Berk, thanks for a great blog post!
David, your comments are right on and turn out to apply to a very wide range of experimental designs called a priori balancing, i.e. those that try (if at all) to balance covariates ONLY before treatment and before randomization. I study optimality among these designs in another paper, Optimal A Priori Balance in the Design of Controlled Experiments accessible at http://arxiv.org/abs/1312.0531. It turns out that among such designs (which include complete randomization, our OR paper, and many other designs including all those mentioned by you and the blog post), if the multiple correlation (R^2) between outcomes and covariates is reduced, then all such designs get the same exact hit to their corresponding post-treatment estimation variance. In the limit, if there is no association, then no matter what a priori balancing you do, nothing is better than complete randomization. So, first, you are right that this behavior applies widely -- I prove it theoretically and demonstrate it empirically. Second, if one were to reduce R^2 then all methods would experience the same hit and therefore variance and power plots are simply to show how different methods address the part of the variance that covariates can reduce to begin with; the rest is a constant addition of noise across the board. Apart from this across the board noise, within the confines of what could ever be potentially reduced by balancing covariates, our OR paper provides a method that accelerates the balancing from logarithmic rates (like 1 over a power of n, e.g. 1/sqrt(n)) to linear (aka exponential) rates (like 1 over an exponent in n, e.g. 1/2^n).
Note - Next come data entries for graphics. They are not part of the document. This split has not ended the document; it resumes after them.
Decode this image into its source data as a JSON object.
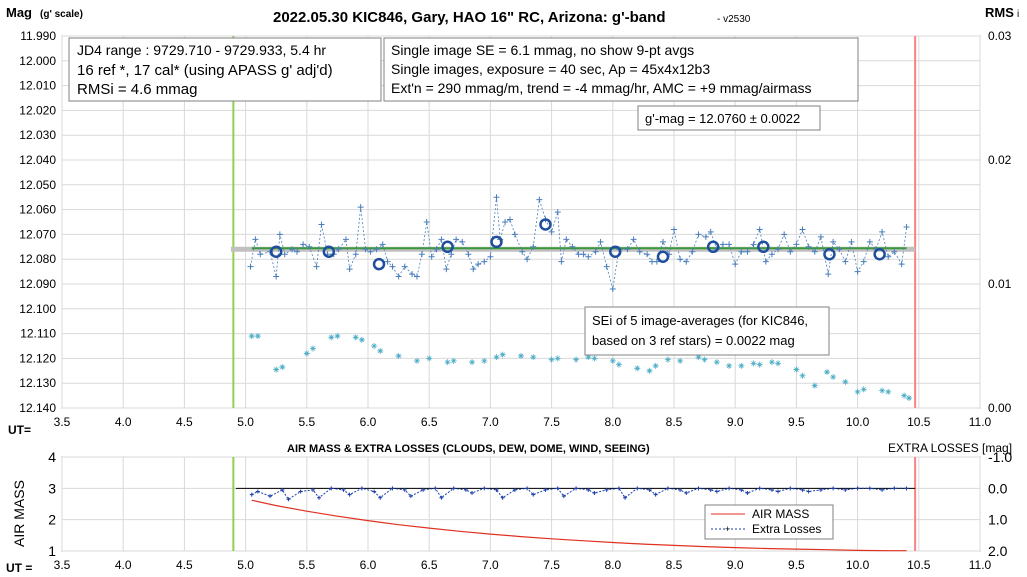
{
  "top": {
    "title": "2022.05.30 KIC846, Gary, HAO 16\" RC, Arizona: g'-band",
    "version": "- v2530",
    "ylabel_left": "Mag",
    "ylabel_left_sub": "(g' scale)",
    "ylabel_right": "RMS",
    "ylabel_right_sub": "i",
    "xlabel": "UT=",
    "info_left": [
      "JD4 range : 9729.710 - 9729.933,  5.4 hr",
      "16 ref *, 17 cal* (using APASS g' adj'd)",
      "RMSi = 4.6 mmag"
    ],
    "info_mid": [
      "Single image SE = 6.1 mmag, no show  9-pt avgs",
      "Single images, exposure = 40 sec, Ap = 45x4x12b3",
      "Ext'n = 290 mmag/m, trend = -4 mmag/hr, AMC = +9 mmag/airmass"
    ],
    "gmag_box": "g'-mag = 12.0760 ± 0.0022",
    "sei_box": [
      "SEi of 5 image-averages (for KIC846,",
      "based on 3 ref stars) = 0.0022 mag"
    ]
  },
  "bottom": {
    "title": "AIR MASS & EXTRA LOSSES (CLOUDS, DEW, DOME, WIND, SEEING)",
    "right_title": "EXTRA LOSSES [mag]",
    "ylabel_left": "AIR MASS",
    "xlabel": "UT =",
    "legend": [
      "AIR MASS",
      "Extra Losses"
    ]
  },
  "colors": {
    "single_points": "#4a7ebb",
    "averages": "#1f4e9c",
    "rms": "#4bacc6",
    "level_line": "#3a9a3a",
    "level_band": "#c0c0c0",
    "start_line": "#92d050",
    "end_line": "#ff8080",
    "airmass": "#e03020",
    "losses": "#1c3faa"
  },
  "chart_data": [
    {
      "type": "scatter",
      "title": "2022.05.30 KIC846, Gary, HAO 16\" RC, Arizona: g'-band",
      "xlabel": "UT=",
      "ylabel": "Mag (g' scale)",
      "ylabel_right": "RMS i",
      "xlim": [
        3.5,
        11.0
      ],
      "ylim": [
        12.14,
        11.99
      ],
      "y_inverted": true,
      "ylim_right": [
        0.0,
        0.03
      ],
      "x_ticks": [
        "3.5",
        "4.0",
        "4.5",
        "5.0",
        "5.5",
        "6.0",
        "6.5",
        "7.0",
        "7.5",
        "8.0",
        "8.5",
        "9.0",
        "9.5",
        "10.0",
        "10.5",
        "11.0"
      ],
      "y_ticks": [
        "11.990",
        "12.000",
        "12.010",
        "12.020",
        "12.030",
        "12.040",
        "12.050",
        "12.060",
        "12.070",
        "12.080",
        "12.090",
        "12.100",
        "12.110",
        "12.120",
        "12.130",
        "12.140"
      ],
      "y_right_ticks": [
        "0.00",
        "0.01",
        "0.02",
        "0.03"
      ],
      "grid": true,
      "start_ut": 4.9,
      "end_ut": 10.47,
      "mean_mag": 12.076,
      "series": [
        {
          "kind": "single images",
          "x": [
            5.04,
            5.08,
            5.12,
            5.2,
            5.25,
            5.28,
            5.32,
            5.38,
            5.42,
            5.47,
            5.52,
            5.58,
            5.62,
            5.67,
            5.72,
            5.76,
            5.82,
            5.85,
            5.9,
            5.94,
            5.98,
            6.02,
            6.07,
            6.12,
            6.16,
            6.2,
            6.25,
            6.3,
            6.36,
            6.4,
            6.44,
            6.48,
            6.52,
            6.56,
            6.6,
            6.64,
            6.68,
            6.72,
            6.77,
            6.82,
            6.86,
            6.9,
            6.95,
            7.0,
            7.05,
            7.08,
            7.12,
            7.16,
            7.2,
            7.26,
            7.3,
            7.35,
            7.4,
            7.45,
            7.5,
            7.55,
            7.58,
            7.62,
            7.67,
            7.72,
            7.76,
            7.8,
            7.86,
            7.9,
            7.95,
            8.0,
            8.05,
            8.12,
            8.17,
            8.22,
            8.28,
            8.32,
            8.36,
            8.41,
            8.46,
            8.5,
            8.55,
            8.6,
            8.65,
            8.7,
            8.76,
            8.8,
            8.85,
            8.9,
            8.95,
            9.0,
            9.05,
            9.1,
            9.15,
            9.2,
            9.25,
            9.3,
            9.35,
            9.4,
            9.45,
            9.5,
            9.55,
            9.6,
            9.65,
            9.7,
            9.76,
            9.8,
            9.85,
            9.9,
            9.95,
            10.0,
            10.05,
            10.1,
            10.15,
            10.2,
            10.25,
            10.3,
            10.36,
            10.4
          ],
          "y": [
            12.083,
            12.072,
            12.078,
            12.077,
            12.087,
            12.07,
            12.078,
            12.076,
            12.077,
            12.074,
            12.075,
            12.083,
            12.066,
            12.078,
            12.078,
            12.076,
            12.072,
            12.084,
            12.078,
            12.059,
            12.076,
            12.077,
            12.076,
            12.074,
            12.081,
            12.083,
            12.087,
            12.083,
            12.086,
            12.087,
            12.078,
            12.065,
            12.079,
            12.076,
            12.072,
            12.084,
            12.078,
            12.072,
            12.073,
            12.078,
            12.084,
            12.082,
            12.081,
            12.079,
            12.055,
            12.072,
            12.065,
            12.064,
            12.07,
            12.077,
            12.08,
            12.075,
            12.056,
            12.064,
            12.069,
            12.061,
            12.081,
            12.072,
            12.075,
            12.078,
            12.078,
            12.079,
            12.077,
            12.073,
            12.083,
            12.092,
            12.076,
            12.076,
            12.072,
            12.077,
            12.078,
            12.081,
            12.081,
            12.073,
            12.078,
            12.068,
            12.08,
            12.081,
            12.077,
            12.07,
            12.071,
            12.069,
            12.076,
            12.074,
            12.074,
            12.082,
            12.077,
            12.077,
            12.074,
            12.068,
            12.081,
            12.078,
            12.076,
            12.07,
            12.077,
            12.074,
            12.068,
            12.075,
            12.077,
            12.071,
            12.086,
            12.073,
            12.076,
            12.081,
            12.073,
            12.085,
            12.081,
            12.073,
            12.076,
            12.069,
            12.079,
            12.077,
            12.082,
            12.067
          ]
        },
        {
          "kind": "averages",
          "x": [
            5.25,
            5.68,
            6.09,
            6.65,
            7.05,
            7.45,
            8.02,
            8.41,
            8.82,
            9.23,
            9.77,
            10.18
          ],
          "y": [
            12.077,
            12.077,
            12.082,
            12.075,
            12.073,
            12.066,
            12.077,
            12.079,
            12.075,
            12.075,
            12.078,
            12.078
          ]
        },
        {
          "kind": "RMS",
          "x": [
            5.05,
            5.1,
            5.25,
            5.3,
            5.5,
            5.55,
            5.7,
            5.75,
            5.9,
            5.95,
            6.05,
            6.1,
            6.25,
            6.4,
            6.5,
            6.65,
            6.7,
            6.85,
            6.95,
            7.05,
            7.1,
            7.25,
            7.35,
            7.5,
            7.55,
            7.7,
            7.8,
            7.85,
            8.0,
            8.05,
            8.2,
            8.3,
            8.35,
            8.45,
            8.55,
            8.7,
            8.75,
            8.85,
            8.95,
            9.05,
            9.15,
            9.2,
            9.3,
            9.35,
            9.5,
            9.55,
            9.65,
            9.75,
            9.8,
            9.9,
            10.0,
            10.05,
            10.2,
            10.25,
            10.38,
            10.42
          ],
          "y": [
            0.0058,
            0.0058,
            0.0031,
            0.0033,
            0.0044,
            0.0048,
            0.0057,
            0.0058,
            0.0057,
            0.0055,
            0.005,
            0.0046,
            0.0042,
            0.0038,
            0.004,
            0.0037,
            0.0038,
            0.0037,
            0.0038,
            0.0041,
            0.0043,
            0.0042,
            0.0041,
            0.0039,
            0.004,
            0.0039,
            0.0041,
            0.004,
            0.0038,
            0.0035,
            0.0032,
            0.003,
            0.0034,
            0.0039,
            0.0038,
            0.0041,
            0.0039,
            0.0037,
            0.0034,
            0.0034,
            0.0036,
            0.0035,
            0.0037,
            0.0036,
            0.0031,
            0.0026,
            0.0018,
            0.0029,
            0.0025,
            0.0021,
            0.0013,
            0.0015,
            0.0014,
            0.0013,
            0.001,
            0.0008
          ]
        }
      ]
    },
    {
      "type": "line",
      "title": "AIR MASS & EXTRA LOSSES (CLOUDS, DEW, DOME, WIND, SEEING)",
      "xlabel": "UT =",
      "ylabel": "AIR MASS",
      "ylabel_right": "EXTRA LOSSES [mag]",
      "xlim": [
        3.5,
        11.0
      ],
      "ylim": [
        1,
        4
      ],
      "ylim_right": [
        2.0,
        -1.0
      ],
      "x_ticks": [
        "3.5",
        "4.0",
        "4.5",
        "5.0",
        "5.5",
        "6.0",
        "6.5",
        "7.0",
        "7.5",
        "8.0",
        "8.5",
        "9.0",
        "9.5",
        "10.0",
        "10.5",
        "11.0"
      ],
      "y_ticks": [
        "1",
        "2",
        "3",
        "4"
      ],
      "y_right_ticks": [
        "-1.0",
        "0.0",
        "1.0",
        "2.0"
      ],
      "grid": true,
      "legend_position": "lower-right",
      "start_ut": 4.9,
      "end_ut": 10.47,
      "series": [
        {
          "name": "AIR MASS",
          "x": [
            5.05,
            5.25,
            5.5,
            5.75,
            6.0,
            6.25,
            6.5,
            6.75,
            7.0,
            7.25,
            7.5,
            7.75,
            8.0,
            8.25,
            8.5,
            8.75,
            9.0,
            9.25,
            9.5,
            9.75,
            10.0,
            10.25,
            10.4
          ],
          "y": [
            2.62,
            2.45,
            2.27,
            2.11,
            1.97,
            1.84,
            1.73,
            1.63,
            1.54,
            1.46,
            1.39,
            1.33,
            1.27,
            1.22,
            1.18,
            1.14,
            1.11,
            1.08,
            1.06,
            1.04,
            1.02,
            1.01,
            1.01
          ]
        },
        {
          "name": "Extra Losses",
          "x": [
            5.05,
            5.1,
            5.2,
            5.3,
            5.35,
            5.45,
            5.55,
            5.6,
            5.7,
            5.8,
            5.85,
            5.95,
            6.05,
            6.1,
            6.2,
            6.3,
            6.35,
            6.45,
            6.55,
            6.6,
            6.7,
            6.8,
            6.85,
            6.95,
            7.05,
            7.1,
            7.2,
            7.3,
            7.35,
            7.45,
            7.55,
            7.6,
            7.7,
            7.8,
            7.85,
            7.95,
            8.05,
            8.1,
            8.2,
            8.3,
            8.35,
            8.45,
            8.55,
            8.6,
            8.7,
            8.8,
            8.85,
            8.95,
            9.05,
            9.1,
            9.2,
            9.3,
            9.35,
            9.45,
            9.55,
            9.6,
            9.7,
            9.8,
            9.9,
            10.0,
            10.1,
            10.2,
            10.3,
            10.4
          ],
          "y": [
            0.2,
            0.1,
            0.25,
            0.05,
            0.35,
            0.1,
            0.05,
            0.3,
            0.0,
            0.05,
            0.2,
            0.0,
            0.1,
            0.3,
            0.0,
            0.05,
            0.25,
            0.05,
            0.0,
            0.3,
            0.0,
            0.05,
            0.15,
            0.0,
            0.05,
            0.3,
            0.05,
            0.0,
            0.2,
            0.05,
            0.0,
            0.25,
            0.0,
            0.05,
            0.15,
            0.05,
            0.0,
            0.3,
            0.0,
            0.05,
            0.2,
            0.0,
            0.05,
            0.15,
            0.0,
            0.05,
            0.1,
            0.0,
            0.05,
            0.15,
            0.0,
            0.05,
            0.1,
            0.0,
            0.05,
            0.1,
            0.05,
            0.0,
            0.05,
            0.0,
            0.0,
            0.05,
            0.0,
            0.0
          ]
        }
      ]
    }
  ]
}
Now, what is really interesting is that it turns out that even if R^2 is very high, without any partial knowledge about the structure of the association between outcomes and covariates, taking an adversarial nature that can act within the confines of what you don't know, complete randomization is the optimal design. Hence, there is no free lunch -- you can't hope to reduce variance better than complete randomization without knowing something about the problem. When you do know something, various designs come out as "optimal." For example, if you know the association is what's known as Lipschitz continuous, then pairwise matching is optimal! If you know the association is linear, then moment matching is optimal! Extending this, one can think about associations that live in functional spaces that are common in machine learning for general consistent learning -- the so-called universal reproducing kernel Hilbert spaces (RKHS). These leads to new and powerful nonparametric designs that seem to work well in practice.
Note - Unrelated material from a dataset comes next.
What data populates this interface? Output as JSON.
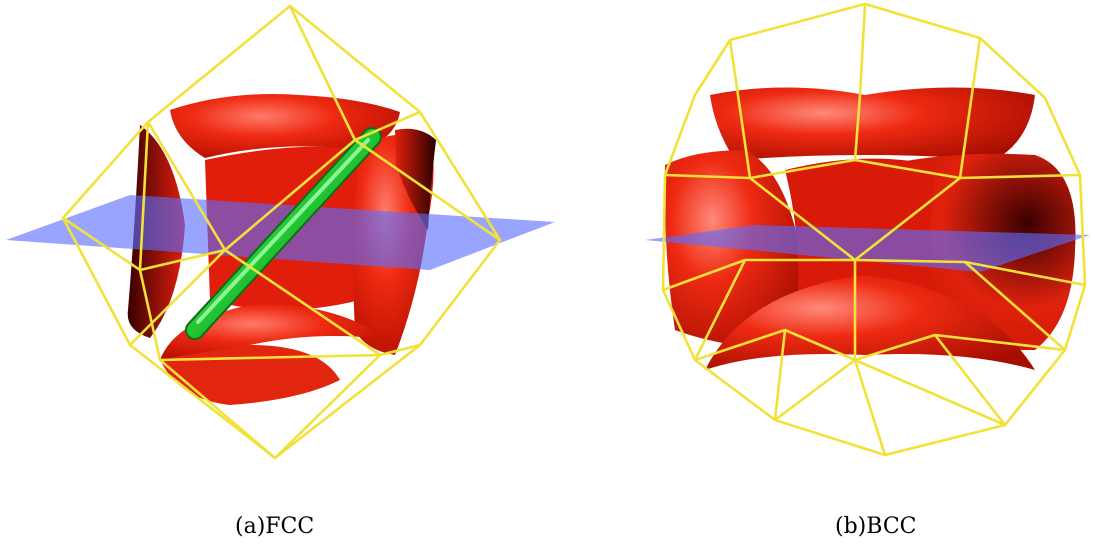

From of my practical experience with applying these methods to real data, however, I've found that matching first and second moments is almost always the best combination of efficient (when you have fewer moments you can match them better) and sufficient (first moments only can cause problems when things aren't very exactly linear and adding second moments seems to almost always solve this problem to a practically sufficient degree). Hence, in our short OR paper, this is the method we focus on and recommend for all practical experiments involving small samples.